SPECIFICCONCLUSIONS ON NONSTRATEGIC NUCLEAR FORCES
(1) NATO has decided unilaterally to remove ground-based nuclear systems from its territory. The planned future deployment of French short-range nuclear missiles is meeting some resistance. It is assumed that the Soviets will remove their short-range nuclear systems from Europe as their troops withdraw.

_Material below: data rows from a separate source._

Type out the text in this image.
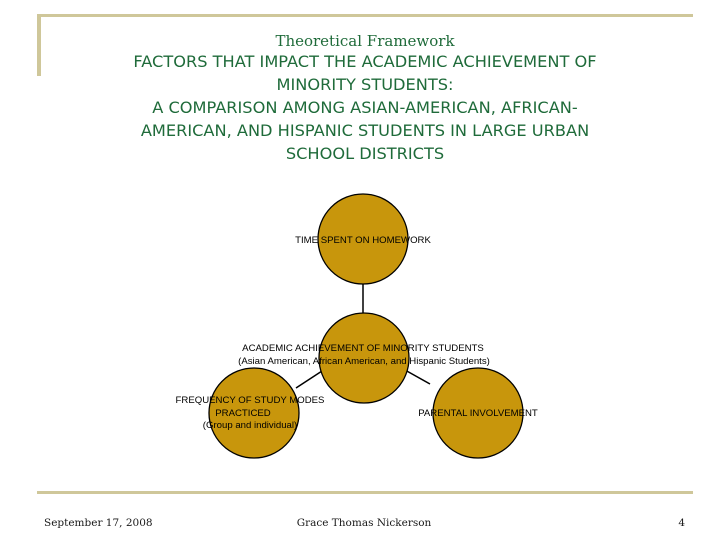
Theoretical Framework
FACTORS THAT IMPACT THE ACADEMIC ACHIEVEMENT OF
MINORITY STUDENTS:
A COMPARISON AMONG ASIAN-AMERICAN, AFRICAN-
AMERICAN, AND HISPANIC STUDENTS IN LARGE URBAN
SCHOOL DISTRICTS
TIME SPENT ON HOMEWORK
ACADEMIC ACHIEVEMENT OF MINORITY STUDENTS
(Asian American, African American, and Hispanic Students)
FREQUENCY OF STUDY MODES
PRACTICED
(Group and individual)
PARENTAL INVOLVEMENT
Grace Thomas Nickerson
September 17, 2008	4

(2) Fewer than 1,000 U.S. air-delivered nuclear weapons systems in Europe seems appropriate at present, and the level of any longer-term U.S. nuclear commitment there should be decided in cooperation with the European countries concerned.
(3) U.S. dual-purpose aircraft, without nuclear weapons under normal peacetime conditions, are likely to remain in Europe and on U.S. aircraft carriers.
(4) The unilateral U.S. withdrawal of many of the nuclear weapons on its surface ships as a result of changes in missions and threats is a stabilizing trend that should lead to agreements with the Soviet Union to eliminate them entirely.